The best way that I've found to de-flask plants in a 500 ml glass flask is with a sharp implement from the inside. Instead of trying to pick out the plants, which damages some, and always makes it impossible to compot them with the agar intact, I use a long screwdriver (or a long tent stake, in the case of the stonei flask above) and gently push it down through the agar in the center of the flask. Then, I place the flask on a hard surface (my basement has a linoleum floor that works well) and give the screwdriver a couple of good raps with a hammer. For me, one of two things will happen: the flask will split in half (or something like it) allowing you to just slide the agar out, or the bottom of the flask will shatter off, allowing the same thing.

- Matthew Gore


----------



## Heather (Aug 20, 2006)

Wow, I don't have anything to add to this but Matt, those seedlings are all just GORGEOUS!! (!!!)


----------



## gore42 (Aug 20, 2006)

Thanks Heather 

Needless to say, the Phrags are ready to come out of their compots, and I have a couple others that look about the same. I'll be listing them sometime next week. I wish I could say the same thing about those stonei....

I have a couple of other photos to post later, if I can think of some sort of justification for it 

Matthew Gore


----------



## Greenpaph (Aug 20, 2006)

I have sold over 100 compots (after deflasking in the past year). I have also kept about 50 for myself. Everything that was stated above is pretty much what I have done. I tried the agar on method as stated by the Wellensteins with some success. I tried the agar off method with 100% success. I do like to harden them off in long fibered sphagnum for about 5-6 months. I will separate the large seedlings into individual pots. 
A lot has to do with your growing conditions. The seedlings like warmth, high humidity (70%) and good air movement.


----------



## Sangii (Aug 21, 2006)

wow Matthew those seedlings look great ! I think I have a lot of progress to make as far as deflsking paph flasks goes ...I'm pretty good at phals , dends, vandas, etc but I have a harder time with paphs.... I think I do not keep the mix moist enough...


----------



## Paphman910 (Aug 21, 2006)

I deflask Paph sanderianum and Paph rothschildianum by soaking the agar in the flask with room temperature water for a few hours. 

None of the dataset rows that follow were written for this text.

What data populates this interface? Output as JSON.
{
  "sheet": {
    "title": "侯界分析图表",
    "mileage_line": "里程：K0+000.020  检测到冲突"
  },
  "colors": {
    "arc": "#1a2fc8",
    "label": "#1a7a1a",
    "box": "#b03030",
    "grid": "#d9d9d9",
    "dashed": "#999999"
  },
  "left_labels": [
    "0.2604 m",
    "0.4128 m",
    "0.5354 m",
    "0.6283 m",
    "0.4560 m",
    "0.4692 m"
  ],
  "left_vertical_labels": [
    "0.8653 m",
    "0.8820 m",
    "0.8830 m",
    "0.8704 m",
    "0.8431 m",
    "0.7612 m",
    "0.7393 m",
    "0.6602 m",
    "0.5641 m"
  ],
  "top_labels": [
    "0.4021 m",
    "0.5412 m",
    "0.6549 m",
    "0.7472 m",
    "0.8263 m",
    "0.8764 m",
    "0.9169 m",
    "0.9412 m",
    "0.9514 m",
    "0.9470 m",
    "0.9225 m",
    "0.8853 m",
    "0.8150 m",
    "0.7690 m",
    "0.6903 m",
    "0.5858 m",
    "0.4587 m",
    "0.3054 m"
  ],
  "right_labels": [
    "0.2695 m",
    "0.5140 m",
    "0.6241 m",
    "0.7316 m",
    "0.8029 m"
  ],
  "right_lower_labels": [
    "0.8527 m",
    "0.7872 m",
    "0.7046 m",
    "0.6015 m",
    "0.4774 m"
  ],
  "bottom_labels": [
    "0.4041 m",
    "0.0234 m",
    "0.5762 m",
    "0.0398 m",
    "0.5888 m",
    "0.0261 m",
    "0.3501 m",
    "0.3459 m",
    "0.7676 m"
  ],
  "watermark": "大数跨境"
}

After a few hours the agar soaks up water and softens. Then I wrap the flask with duct tape around the flask and I do not tape the bottom of the flask. I use a hammer and smash the flask and the agar and seedlings fall out into the sink. I then run water over the seedlings and agar to remove the glass shards. 

Then I carefully pickup the agar and seedling and use a bottle sprayer to spray the agar off the roots. It is very easy to spray off the agar since it was soften earlier by soaking for a few hours. What you are left is a rootball of tangled roots and seedlings. I would gently separate each seedling and pot them straight into a mixture of coconut husk fiber, perlite, and sphagnum moss mixture that was prepared ahead for time. They go into a 6 inch plastic pot and it has anywhere from 8-16 seedlings per compot. 

I do not even spray the seedlings with fungicide. I water them after compotting them and leave the seedlings to dry overnight to prevent water from leaf axil and crown. Then I put them in a ziploc bag partially open and keep them above 70 F and have a fan nearby circulating the air. 

I have not lost a single Paph sanderianum or Paph rothschildianum yet. They are grown 3 feet away from the 400 Watt Metal Halide bulb. The light is on 12 hours a day and it very important for seedlings to grow at a constant rate. After a year they can be potted into single pots but due to space limitation I just repot the compot with half the seedling in it after a year in the compot.

Paphman910


----------



## Mark (Aug 22, 2006)

This is a timely discussion for me as last week I potted up my first compot of Paph seedlings. There are only a few of them. Some are very small. And some were kind of clumped together. When I potted them I left the clumped ones together because I wanted to traumatize the roots as little as possible. This morning as I was looking at them it occurred to me that they are most likely different clones, right? So in the future when they have grown and are ready to go into their own pots I'll need to separate them then. Would I be better off now separating them so it's clear they're different clones and not wee plants with multiple growths?


----------